My most memorable language barrier situation took place in a Subway, just a week after my arrival to France. Subway might seem like an odd choice given all the amazing food available in France, but on this day, I had chosen to go there after having seen a poster that said (or so I thought), that subs cost only one euro. It seemed like a good deal, and I was hungry, so I thought to myself, “why not.” Ordering the sub was a challenge given that Subway has customers go down the line and indicate every ingredient that they want. I ended up having to reference ingredients with names such as, “the orange cheese,” because I wasn’t sure of their actual French names. However, the real challenge presented itself when I got to the cash register and realized that the sub sandwich was going to cost more than one euro. I tried to ask the cashier, in the best way I knew how, about the poster I had seen outside, and she started talking very quickly in French. Typically, I do not have a probably understanding when people in shops or restaurants when they speak French. But this was just after my arrival and this woman was speaking in warp speed. Confused, I paid for my sandwich and walked outside to eat it. It was then that I looked back at the poster and realized that, far from one euro sandwiches, the restaurant had been featuring a promotion for one euro off! In that moment, I felt so dumb!

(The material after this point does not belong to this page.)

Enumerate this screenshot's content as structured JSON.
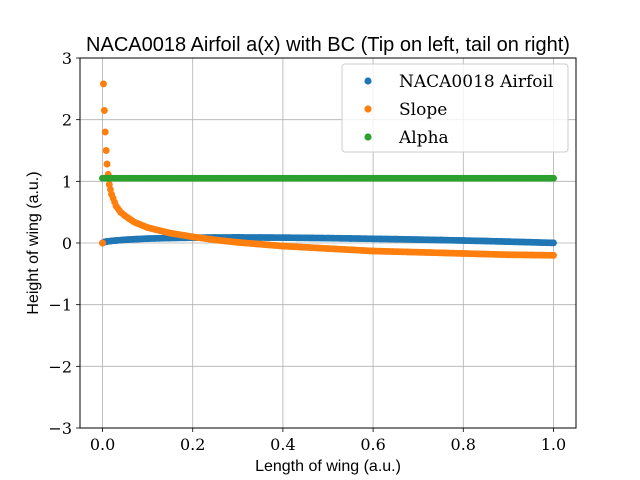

Another time, I was in a coffee shop with my friend. I wanted to indicate to the cashier that we would be paying separately, so I said, “nous sommes séparées.” I had already been to this coffee shop several times, and the barista knew me. He laughed and said, “the way you said that, it’s like you’re a couple who’s getting a divorce. We say, ‘nous allons payer séparément.’” I learned something that day, and I haven’t made the same mistake since!
When I first got to Rennes, I remarked that I heard two words/phrases quite often — “truc” and “du coup.” Since prior to this experience I had learned French in a largely academic context, I was not at all familiar with these casual words. For any future students in Rennes, here’s something to know— “truc” is vague word that essentially just means “thing,” and the people here love to use it. “Du coup” means something like “so” or “consequently.” It’s another phrase that I hear very often, and it often has no particular meaning and serves more as a filler, kind of like how, in English, we use the word “so” to take a pause while we’re thinking. Removing “du coup” from a sentence wouldn’t change its meaning very much, but throwing it into your vocabulary in everyday speech is a good way to sound more casual and more like the native speakers.
One of my biggest goals in going abroad was to improve my language skills, and it was really the more casual, everyday type of interactions that helped me do so. Even when I did make (sometimes embarrassing) mistakes, people were usually nice about it, and it gave me a chance to learn and improve— I’ll never imply that I’m getting a divorce at a coffee shop again!